Now let’s plot our results! I am using logs to better visualize the loss changes over different magnitudes.

for i, n in enumerate(n_features):
    plt.scatter(n, np.log(train_losses[i]), color = 'blue', alpha = .5)
    plt.scatter(n, np.log(test_losses[i]), color = 'red', alpha = .5)

plt.xlabel('n_features')
plt.ylabel('MSE')
plt.title('Train and Test Losses')
plt.legend(['Train Loss', 'Test Loss'])
plt.show()

Interesting results! The plot illustrates the double descent phenomenon, where the test error initially decreases as the model gains more features, then spikes sharply around the interpolation threshold when the number of features matches the number of training samples. After this peak, the test error decreases again in the overparameterized region, where the model has enough capacity to capture complex patterns despite fitting the training data perfectly. This second descent reflects the ability of highly overparameterized models to generalize well even though being classically overfitted.

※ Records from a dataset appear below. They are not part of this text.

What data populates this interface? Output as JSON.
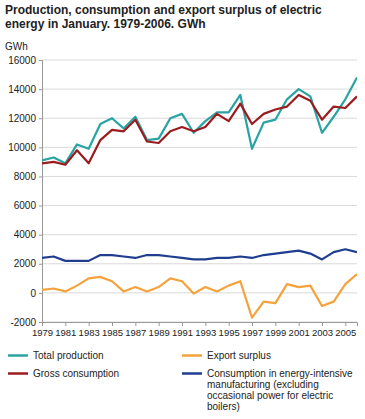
{
  "chart_data": {
    "type": "line",
    "title": "Production, consumption and export surplus of electric energy in January. 1979-2006. GWh",
    "y_label": "GWh",
    "x": [
      1979,
      1980,
      1981,
      1982,
      1983,
      1984,
      1985,
      1986,
      1987,
      1988,
      1989,
      1990,
      1991,
      1992,
      1993,
      1994,
      1995,
      1996,
      1997,
      1998,
      1999,
      2000,
      2001,
      2002,
      2003,
      2004,
      2005,
      2006
    ],
    "xlim": [
      1979,
      2006
    ],
    "xticks": [
      1979,
      1981,
      1983,
      1985,
      1987,
      1989,
      1991,
      1993,
      1995,
      1997,
      1999,
      2001,
      2003,
      2005
    ],
    "ylim": [
      -2000,
      16000
    ],
    "yticks": [
      -2000,
      0,
      2000,
      4000,
      6000,
      8000,
      10000,
      12000,
      14000,
      16000
    ],
    "grid": true,
    "legend": "bottom",
    "series": [
      {
        "name": "Total production",
        "color": "#2aa3a3",
        "values": [
          9100,
          9300,
          8900,
          10200,
          9900,
          11600,
          12000,
          11300,
          12100,
          10500,
          10600,
          12000,
          12300,
          11000,
          11800,
          12400,
          12400,
          13600,
          9900,
          11700,
          11900,
          13300,
          14000,
          13500,
          11000,
          12100,
          13300,
          14800
        ]
      },
      {
        "name": "Export surplus",
        "color": "#f5a23c",
        "values": [
          200,
          300,
          100,
          500,
          1000,
          1100,
          800,
          100,
          400,
          100,
          400,
          1000,
          800,
          -50,
          400,
          100,
          500,
          800,
          -1700,
          -600,
          -700,
          600,
          400,
          500,
          -900,
          -600,
          600,
          1300
        ]
      },
      {
        "name": "Gross consumption",
        "color": "#9b1c1f",
        "values": [
          8900,
          9000,
          8800,
          9800,
          8900,
          10500,
          11200,
          11100,
          11900,
          10400,
          10300,
          11100,
          11400,
          11100,
          11400,
          12300,
          11800,
          13000,
          11600,
          12300,
          12600,
          12800,
          13600,
          13200,
          11900,
          12800,
          12700,
          13500
        ]
      },
      {
        "name": "Consumption in energy-intensive manufacturing (excluding occasional power for electric boilers)",
        "color": "#1f3e8f",
        "values": [
          2400,
          2500,
          2200,
          2200,
          2200,
          2600,
          2600,
          2500,
          2400,
          2600,
          2600,
          2500,
          2400,
          2300,
          2300,
          2400,
          2400,
          2500,
          2400,
          2600,
          2700,
          2800,
          2900,
          2700,
          2300,
          2800,
          3000,
          2800
        ]
      }
    ]
  }
}
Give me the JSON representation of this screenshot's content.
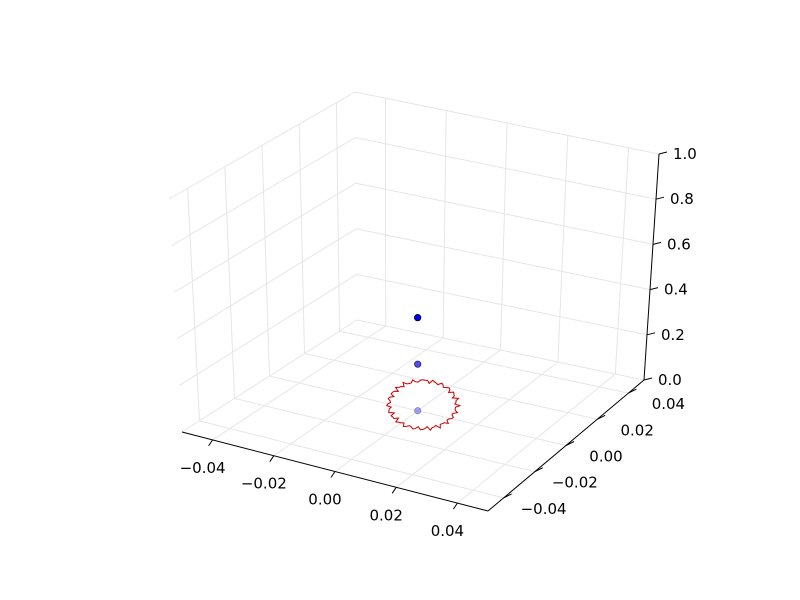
{
  "chart_data": {
    "type": "scatter",
    "projection": "3d",
    "title": "",
    "xlabel": "",
    "ylabel": "",
    "zlabel": "",
    "xlim": [
      -0.05,
      0.05
    ],
    "ylim": [
      -0.05,
      0.05
    ],
    "zlim": [
      0,
      1
    ],
    "grid": true,
    "x_ticks": [
      "−0.04",
      "−0.02",
      "0.00",
      "0.02",
      "0.04"
    ],
    "y_ticks": [
      "−0.04",
      "−0.02",
      "0.00",
      "0.02",
      "0.04"
    ],
    "z_ticks": [
      "0.0",
      "0.2",
      "0.4",
      "0.6",
      "0.8",
      "1.0"
    ],
    "points": [
      {
        "x": 0,
        "y": 0,
        "z": 0.4,
        "alpha": 1.0
      },
      {
        "x": 0,
        "y": 0,
        "z": 0.2,
        "alpha": 0.7
      },
      {
        "x": 0,
        "y": 0,
        "z": 0.0,
        "alpha": 0.35
      }
    ],
    "point_color": "#0000ff",
    "annotation": {
      "type": "hand-drawn-circle",
      "color": "#cc0000",
      "target_point": 2
    }
  }
}
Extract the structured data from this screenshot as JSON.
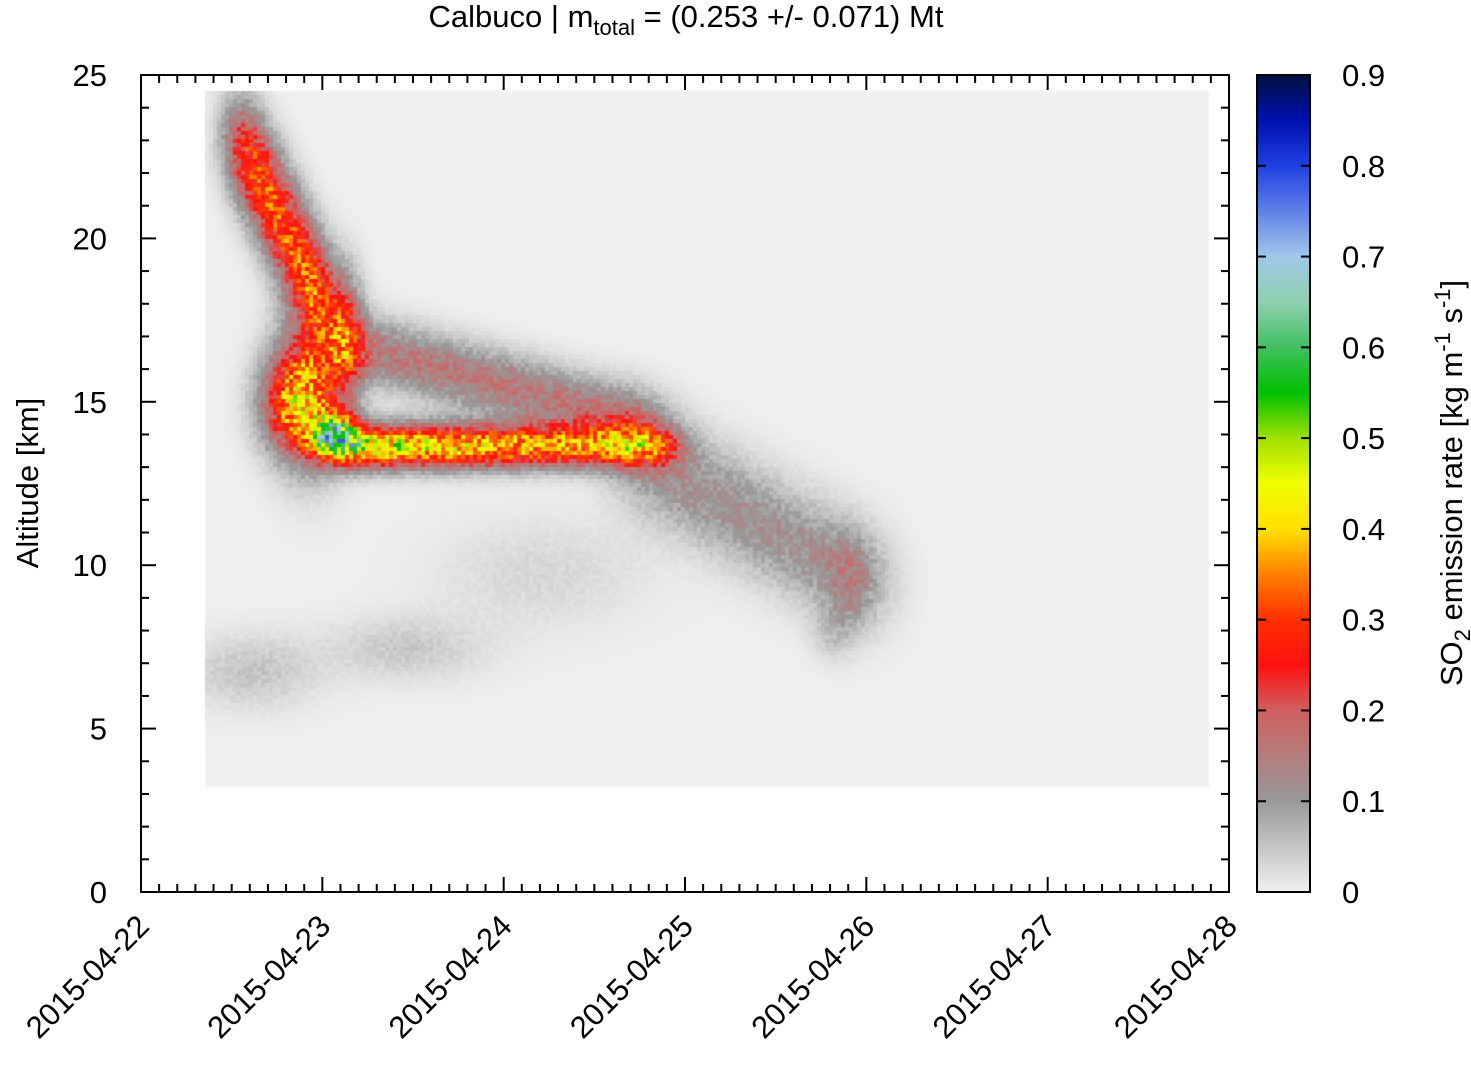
{
  "chart_data": {
    "type": "heatmap",
    "title_prefix": "Calbuco | m",
    "title_sub": "total",
    "title_suffix": " = (0.253 +/- 0.071) Mt",
    "xlabel": "",
    "ylabel": "Altitude [km]",
    "colorbar_label_parts": [
      "SO",
      "2",
      " emission rate [kg m",
      "-1",
      " s",
      "-1",
      "]"
    ],
    "x_range": [
      "2015-04-22",
      "2015-04-28"
    ],
    "x_ticks": [
      "2015-04-22",
      "2015-04-23",
      "2015-04-24",
      "2015-04-25",
      "2015-04-26",
      "2015-04-27",
      "2015-04-28"
    ],
    "y_range": [
      0,
      25
    ],
    "y_ticks": [
      "0",
      "5",
      "10",
      "15",
      "20",
      "25"
    ],
    "colorbar_range": [
      0,
      0.9
    ],
    "colorbar_ticks": [
      "0",
      "0.1",
      "0.2",
      "0.3",
      "0.4",
      "0.5",
      "0.6",
      "0.7",
      "0.8",
      "0.9"
    ],
    "colormap": [
      [
        0.0,
        "#f0f0f0"
      ],
      [
        0.1,
        "#999999"
      ],
      [
        0.2,
        "#d06060"
      ],
      [
        0.25,
        "#ff1010"
      ],
      [
        0.3,
        "#ff3000"
      ],
      [
        0.35,
        "#ff8000"
      ],
      [
        0.4,
        "#ffe000"
      ],
      [
        0.45,
        "#f0ff00"
      ],
      [
        0.5,
        "#a0e000"
      ],
      [
        0.55,
        "#00c000"
      ],
      [
        0.6,
        "#40c060"
      ],
      [
        0.65,
        "#90d0b0"
      ],
      [
        0.7,
        "#a0c8e8"
      ],
      [
        0.75,
        "#6080e8"
      ],
      [
        0.8,
        "#2040e0"
      ],
      [
        0.85,
        "#0010b0"
      ],
      [
        0.9,
        "#001040"
      ]
    ],
    "data_region": {
      "x": [
        "2015-04-22T08:00",
        "2015-04-27T21:00"
      ],
      "y_km": [
        3.3,
        24.6
      ],
      "background": "#f0f0f0"
    },
    "features": [
      {
        "name": "upper branch",
        "x": [
          "2015-04-22T11",
          "2015-04-23T04"
        ],
        "y_km": [
          17,
          23.5
        ],
        "max": 0.22
      },
      {
        "name": "core",
        "x": [
          "2015-04-22T21",
          "2015-04-23T07"
        ],
        "y_km": [
          13.5,
          19
        ],
        "max": 0.5
      },
      {
        "name": "peak",
        "x": "2015-04-23T00",
        "y_km": 14.2,
        "max": 0.75
      },
      {
        "name": "lower tongue",
        "x": [
          "2015-04-23T06",
          "2015-04-24T18"
        ],
        "y_km": [
          13.2,
          14.2
        ],
        "max": 0.45
      },
      {
        "name": "upper arm",
        "x": [
          "2015-04-23T06",
          "2015-04-24T12"
        ],
        "y_km": [
          14.5,
          17
        ],
        "max": 0.2
      },
      {
        "name": "tail",
        "x": [
          "2015-04-24T18",
          "2015-04-26T00"
        ],
        "y_km": [
          8,
          14
        ],
        "max": 0.1
      },
      {
        "name": "low layer",
        "x": [
          "2015-04-22T12",
          "2015-04-23T12"
        ],
        "y_km": [
          5.5,
          8
        ],
        "max": 0.1
      }
    ]
  }
}
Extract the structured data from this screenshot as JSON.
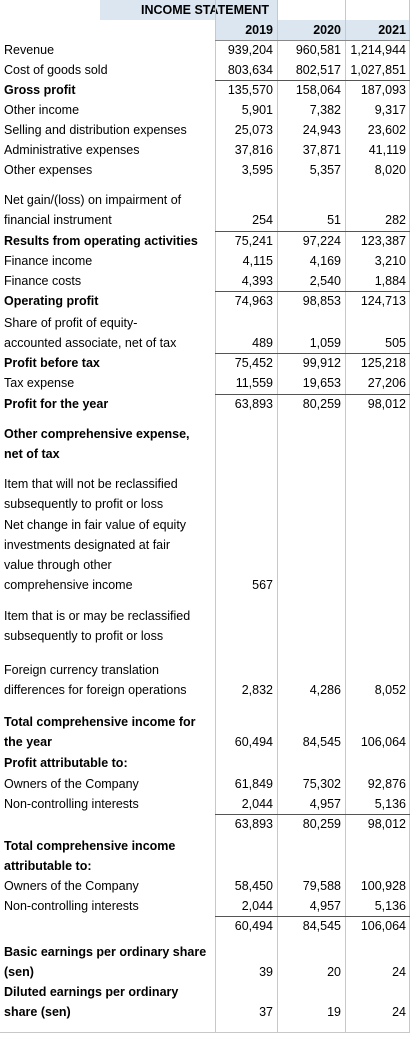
{
  "header": {
    "title": "INCOME STATEMENT",
    "columns": [
      "2019",
      "2020",
      "2021"
    ]
  },
  "rows": [
    {
      "label": [
        "Revenue"
      ],
      "values": [
        "939,204",
        "960,581",
        "1,214,944"
      ]
    },
    {
      "label": [
        "Cost of goods sold"
      ],
      "values": [
        "803,634",
        "802,517",
        "1,027,851"
      ]
    },
    {
      "label": [
        "Gross profit"
      ],
      "values": [
        "135,570",
        "158,064",
        "187,093"
      ],
      "bold": true
    },
    {
      "label": [
        "Other income"
      ],
      "values": [
        "5,901",
        "7,382",
        "9,317"
      ]
    },
    {
      "label": [
        "Selling and distribution expenses"
      ],
      "values": [
        "25,073",
        "24,943",
        "23,602"
      ]
    },
    {
      "label": [
        "Administrative expenses"
      ],
      "values": [
        "37,816",
        "37,871",
        "41,119"
      ]
    },
    {
      "label": [
        "Other expenses"
      ],
      "values": [
        "3,595",
        "5,357",
        "8,020"
      ]
    },
    {
      "label": [
        "Net gain/(loss) on impairment of",
        "financial instrument"
      ],
      "values": [
        "254",
        "51",
        "282"
      ]
    },
    {
      "label": [
        "Results from operating activities"
      ],
      "values": [
        "75,241",
        "97,224",
        "123,387"
      ],
      "bold": true
    },
    {
      "label": [
        "Finance income"
      ],
      "values": [
        "4,115",
        "4,169",
        "3,210"
      ]
    },
    {
      "label": [
        "Finance costs"
      ],
      "values": [
        "4,393",
        "2,540",
        "1,884"
      ]
    },
    {
      "label": [
        "Operating profit"
      ],
      "values": [
        "74,963",
        "98,853",
        "124,713"
      ],
      "bold": true
    },
    {
      "label": [
        "Share of profit of equity-",
        "accounted associate, net of tax"
      ],
      "values": [
        "489",
        "1,059",
        "505"
      ]
    },
    {
      "label": [
        "Profit before tax"
      ],
      "values": [
        "75,452",
        "99,912",
        "125,218"
      ],
      "bold": true
    },
    {
      "label": [
        "Tax expense"
      ],
      "values": [
        "11,559",
        "19,653",
        "27,206"
      ]
    },
    {
      "label": [
        "Profit for the year"
      ],
      "values": [
        "63,893",
        "80,259",
        "98,012"
      ],
      "bold": true
    },
    {
      "label": [
        "Other comprehensive expense,",
        "net of tax"
      ],
      "values": null,
      "bold": true
    },
    {
      "label": [
        "Item that will not be reclassified",
        "subsequently to profit or loss"
      ],
      "values": null
    },
    {
      "label": [
        "Net change in fair value of equity",
        "investments designated at fair",
        "value through other",
        "comprehensive income"
      ],
      "values": [
        "567",
        null,
        null
      ]
    },
    {
      "label": [
        "Item that is or may be reclassified",
        "subsequently to profit or loss"
      ],
      "values": null
    },
    {
      "label": [
        "Foreign currency translation",
        "differences for foreign operations"
      ],
      "values": [
        "2,832",
        "4,286",
        "8,052"
      ]
    },
    {
      "label": [
        "Total comprehensive income for",
        "the year"
      ],
      "values": [
        "60,494",
        "84,545",
        "106,064"
      ],
      "bold": true
    },
    {
      "label": [
        "Profit attributable to:"
      ],
      "values": null,
      "bold": true
    },
    {
      "label": [
        "Owners of the Company"
      ],
      "values": [
        "61,849",
        "75,302",
        "92,876"
      ]
    },
    {
      "label": [
        "Non-controlling interests"
      ],
      "values": [
        "2,044",
        "4,957",
        "5,136"
      ]
    },
    {
      "label": null,
      "values": [
        "63,893",
        "80,259",
        "98,012"
      ]
    },
    {
      "label": [
        "Total comprehensive income",
        "attributable to:"
      ],
      "values": null,
      "bold": true
    },
    {
      "label": [
        "Owners of the Company"
      ],
      "values": [
        "58,450",
        "79,588",
        "100,928"
      ]
    },
    {
      "label": [
        "Non-controlling interests"
      ],
      "values": [
        "2,044",
        "4,957",
        "5,136"
      ]
    },
    {
      "label": null,
      "values": [
        "60,494",
        "84,545",
        "106,064"
      ]
    },
    {
      "label": [
        "Basic earnings per ordinary share",
        "(sen)"
      ],
      "values": [
        "39",
        "20",
        "24"
      ],
      "bold": true
    },
    {
      "label": [
        "Diluted earnings per ordinary",
        "share (sen)"
      ],
      "values": [
        "37",
        "19",
        "24"
      ],
      "bold": true
    }
  ]
}
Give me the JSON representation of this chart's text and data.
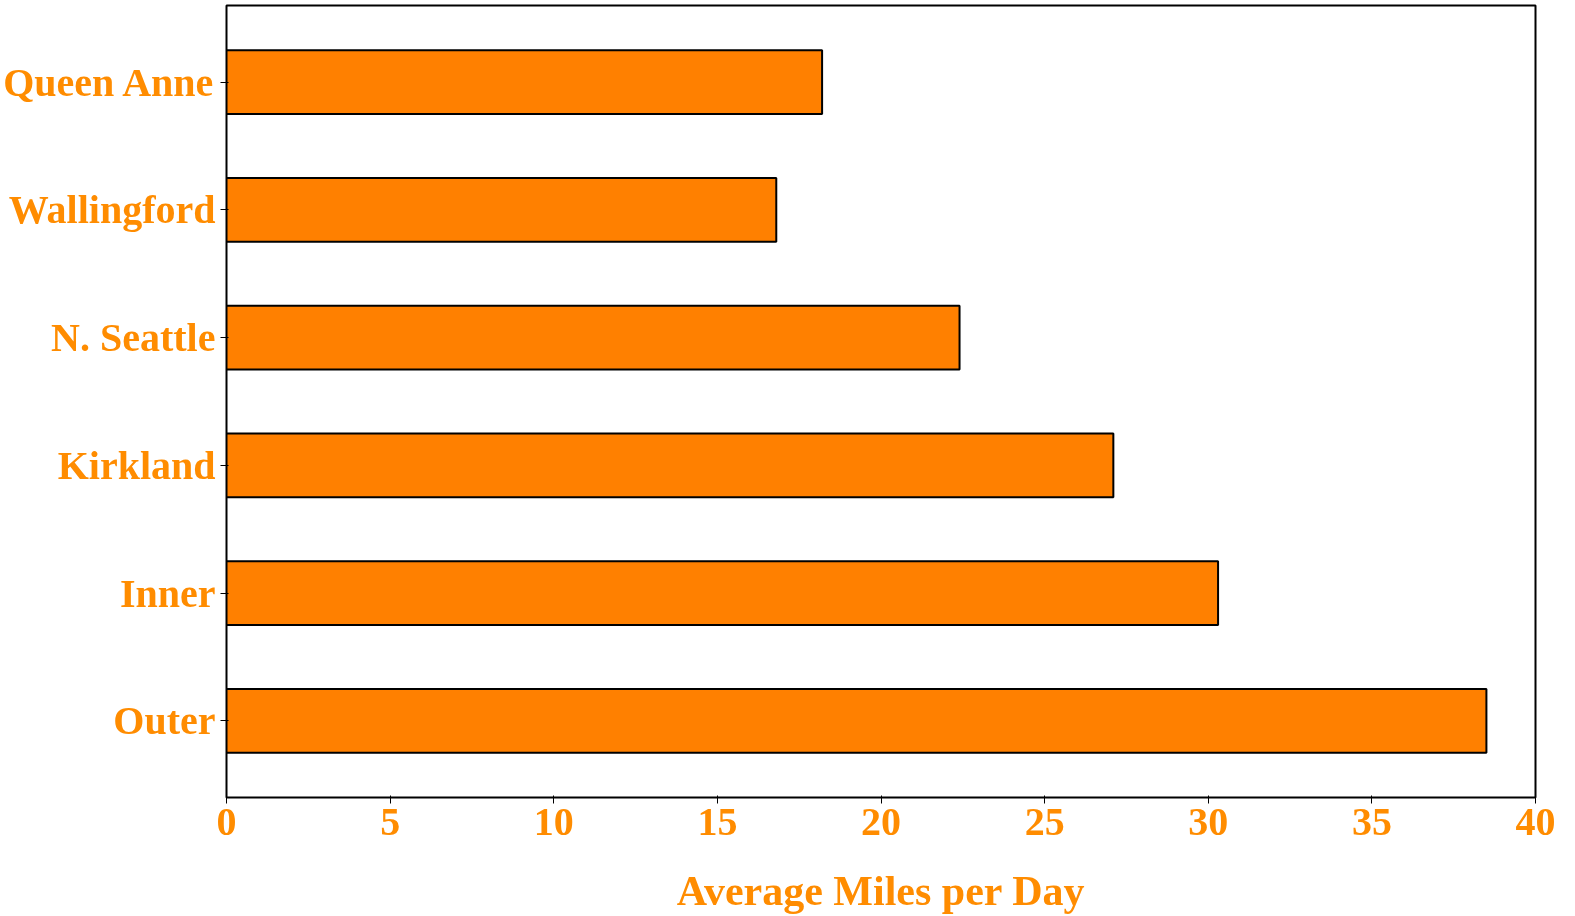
{
  "chart_data": {
    "type": "bar",
    "orientation": "horizontal",
    "xlabel": "Average Miles per Day",
    "categories": [
      "Queen Anne",
      "Wallingford",
      "N. Seattle",
      "Kirkland",
      "Inner",
      "Outer"
    ],
    "values": [
      18.2,
      16.8,
      22.4,
      27.1,
      30.3,
      38.5
    ],
    "color": "#ff8000",
    "xlim": [
      0,
      40
    ],
    "xticks": [
      0,
      5,
      10,
      15,
      20,
      25,
      30,
      35,
      40
    ]
  }
}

# n_features with the lowest test loss
best_n = n_features[np.argmin(test_losses)]
print(f"Best n_features: {best_n}, test_loss: {min(test_losses)}")
Best n_features: 291, test_loss: 75.86592287468265

We see as well that the best loss is when n_features is 291, which is way beyond the threshold of n = 100

Discussion

Through this exploration, we observed the double descent phenomenon, where test error initially decreases as the model’s capacity increases, then spikes near the interpolation threshold, and eventually decreases again as the model becomes significantly overparameterized. This behavior challenges the classical view that overfitting is always detrimental to generalization. Instead, we see that sufficiently large models can recover from this high-error region and achieve strong generalization, even when the number of features far exceeds the number of training samples. This suggests that overparameterized models, such as deep neural networks, can exploit their massive capacity to fit complex, real-world data without overfitting in the traditional sense.